You MAY be one of the 1% of people who can program and design games and do real serious *deep work* while in a noisy environment you do not 100% control and surrounded by other people who often interrupt you. You really may be… but you probably are not. Almost everyone can concentrate better when things are quiet. Programming especially requires *deep* concentration, that is easily shattered and hard to rebuild.

In short, unless your environment is quiet, free from clutter, dedicated to one thing (work) and set up to convey that this is a WORK location, not a chill-out zone, then you are not going to get much done.

My tips?

Get a dedicated room in the house/flat if you can. If you cannot, then set dedicated work times, when you are not to be disturbed for any reason except a literal burning building…
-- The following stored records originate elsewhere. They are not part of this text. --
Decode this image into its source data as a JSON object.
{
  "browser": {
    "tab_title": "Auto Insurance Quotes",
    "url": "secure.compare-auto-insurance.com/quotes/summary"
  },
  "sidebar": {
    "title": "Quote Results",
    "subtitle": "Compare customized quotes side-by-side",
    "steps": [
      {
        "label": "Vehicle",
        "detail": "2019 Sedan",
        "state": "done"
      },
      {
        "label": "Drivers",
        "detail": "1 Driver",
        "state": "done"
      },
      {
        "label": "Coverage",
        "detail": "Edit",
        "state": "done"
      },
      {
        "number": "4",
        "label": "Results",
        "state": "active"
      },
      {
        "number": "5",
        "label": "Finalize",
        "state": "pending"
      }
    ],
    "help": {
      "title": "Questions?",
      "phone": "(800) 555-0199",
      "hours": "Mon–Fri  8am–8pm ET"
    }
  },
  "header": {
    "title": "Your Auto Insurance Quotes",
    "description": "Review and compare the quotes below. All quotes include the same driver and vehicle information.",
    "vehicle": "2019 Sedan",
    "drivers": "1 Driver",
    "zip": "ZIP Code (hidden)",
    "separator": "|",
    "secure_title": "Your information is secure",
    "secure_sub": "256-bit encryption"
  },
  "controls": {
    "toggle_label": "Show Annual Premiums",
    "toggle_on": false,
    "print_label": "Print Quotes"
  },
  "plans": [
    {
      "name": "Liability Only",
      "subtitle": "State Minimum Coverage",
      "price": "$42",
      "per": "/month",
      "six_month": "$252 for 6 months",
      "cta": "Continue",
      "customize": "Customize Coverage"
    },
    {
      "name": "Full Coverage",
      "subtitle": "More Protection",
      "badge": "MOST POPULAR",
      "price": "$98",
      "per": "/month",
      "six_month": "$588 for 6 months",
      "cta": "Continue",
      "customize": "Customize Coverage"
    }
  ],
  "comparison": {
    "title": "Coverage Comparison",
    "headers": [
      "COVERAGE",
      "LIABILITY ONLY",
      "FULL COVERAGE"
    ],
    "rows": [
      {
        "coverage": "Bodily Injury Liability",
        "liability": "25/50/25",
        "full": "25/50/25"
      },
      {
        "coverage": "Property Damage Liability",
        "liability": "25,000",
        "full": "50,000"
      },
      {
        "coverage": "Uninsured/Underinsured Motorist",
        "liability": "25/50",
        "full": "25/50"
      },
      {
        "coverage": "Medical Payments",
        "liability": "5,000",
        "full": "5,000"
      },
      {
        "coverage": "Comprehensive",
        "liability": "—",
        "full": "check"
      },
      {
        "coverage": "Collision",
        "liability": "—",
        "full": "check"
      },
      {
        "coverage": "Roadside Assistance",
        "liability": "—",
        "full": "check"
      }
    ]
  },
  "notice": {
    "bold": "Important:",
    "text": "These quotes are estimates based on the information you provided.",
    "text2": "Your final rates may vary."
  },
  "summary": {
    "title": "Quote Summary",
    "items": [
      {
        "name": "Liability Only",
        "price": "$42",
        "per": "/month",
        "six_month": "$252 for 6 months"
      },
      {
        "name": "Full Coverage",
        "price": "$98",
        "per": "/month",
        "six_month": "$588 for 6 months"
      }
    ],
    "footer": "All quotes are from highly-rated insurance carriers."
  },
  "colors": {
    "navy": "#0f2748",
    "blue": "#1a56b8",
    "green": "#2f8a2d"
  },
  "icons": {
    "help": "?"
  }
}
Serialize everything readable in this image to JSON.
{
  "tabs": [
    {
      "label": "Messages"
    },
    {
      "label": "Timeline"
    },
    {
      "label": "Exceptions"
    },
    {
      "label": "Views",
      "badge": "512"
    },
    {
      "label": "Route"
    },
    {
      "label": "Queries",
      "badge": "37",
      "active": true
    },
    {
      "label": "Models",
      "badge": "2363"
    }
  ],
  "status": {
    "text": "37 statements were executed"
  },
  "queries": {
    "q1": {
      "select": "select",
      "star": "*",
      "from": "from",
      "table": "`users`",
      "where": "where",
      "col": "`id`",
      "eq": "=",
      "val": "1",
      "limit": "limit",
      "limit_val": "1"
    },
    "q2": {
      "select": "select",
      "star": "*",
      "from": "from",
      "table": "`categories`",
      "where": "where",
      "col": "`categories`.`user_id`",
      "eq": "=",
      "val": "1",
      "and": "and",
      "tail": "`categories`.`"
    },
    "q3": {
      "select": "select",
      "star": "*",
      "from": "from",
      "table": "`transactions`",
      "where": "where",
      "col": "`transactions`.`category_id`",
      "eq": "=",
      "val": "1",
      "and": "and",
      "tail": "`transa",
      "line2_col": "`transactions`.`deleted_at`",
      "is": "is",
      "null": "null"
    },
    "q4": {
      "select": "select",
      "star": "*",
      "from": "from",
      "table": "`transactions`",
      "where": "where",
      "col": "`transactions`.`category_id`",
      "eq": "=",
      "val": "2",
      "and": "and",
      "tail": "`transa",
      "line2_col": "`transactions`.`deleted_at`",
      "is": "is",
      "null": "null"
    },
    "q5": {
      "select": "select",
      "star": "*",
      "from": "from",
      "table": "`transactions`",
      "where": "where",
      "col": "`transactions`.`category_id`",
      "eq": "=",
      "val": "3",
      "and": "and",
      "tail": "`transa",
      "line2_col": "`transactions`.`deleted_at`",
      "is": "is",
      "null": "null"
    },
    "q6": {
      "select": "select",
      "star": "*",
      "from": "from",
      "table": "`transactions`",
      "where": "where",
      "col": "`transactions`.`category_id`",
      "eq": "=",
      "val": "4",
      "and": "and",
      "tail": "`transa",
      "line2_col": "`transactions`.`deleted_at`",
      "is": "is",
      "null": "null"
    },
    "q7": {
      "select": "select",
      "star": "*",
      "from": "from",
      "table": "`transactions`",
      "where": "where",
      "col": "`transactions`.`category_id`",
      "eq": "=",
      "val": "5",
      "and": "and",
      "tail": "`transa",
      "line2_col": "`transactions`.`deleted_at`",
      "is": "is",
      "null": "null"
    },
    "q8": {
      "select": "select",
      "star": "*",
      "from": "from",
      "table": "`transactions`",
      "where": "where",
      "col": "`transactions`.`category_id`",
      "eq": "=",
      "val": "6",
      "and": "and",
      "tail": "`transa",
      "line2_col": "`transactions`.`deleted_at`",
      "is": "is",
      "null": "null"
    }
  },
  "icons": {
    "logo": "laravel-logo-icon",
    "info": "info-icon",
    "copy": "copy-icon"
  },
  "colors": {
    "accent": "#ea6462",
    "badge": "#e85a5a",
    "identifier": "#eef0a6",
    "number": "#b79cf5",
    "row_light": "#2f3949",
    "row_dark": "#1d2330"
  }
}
Get an office chair, I recommend an aeron but cheaper alternatives are available. Set it up to be perfect for typing and reading, not slouching. You are *not* going to work all day on a beanbag or a sofa. You just are not.

Only people insecure about creativity think beanbags will save them

If its not quiet enough, get noise cancelling headphones and wear them.

Do not fill your desk and office with lots of fun toys and other distractions. Yes, you are making a fun game, but 95% of your time is work and implementation. Don’t confuse your subconscious. Are all those desk toys REALLY making you more creative or just distracting you from actual work.

Most of us are pretty shallow. We really care about what other people think of us, and when we are young, especially if we are single, we obsess about seeming cool. Work is not cool, work is for serious grown-ups who are boring. Thus we spend a lot of time trying to look cool, rather than be effective. If you saw me sat here right now, unless you noticed the framed prints of past games on my office walls, you would assume I’m working in fintech or IT. Its a very un-gamey environment, and it keeps me focused.

When you have shipped game #10 and sold game copy 1,000,000, feel free to fuck around. I *do* indeed have a child-size Tesla model S propped up in my office, and a toy car with toy robots on my desk, and am happy to be interrupted by cats and visitors all during the day. I can afford to be slack, but it was not always the case.

Set your environment up to be worklike, and you *will* get more done. We are simple animals and highly influenced by our surroundings. Stop trying to be cool.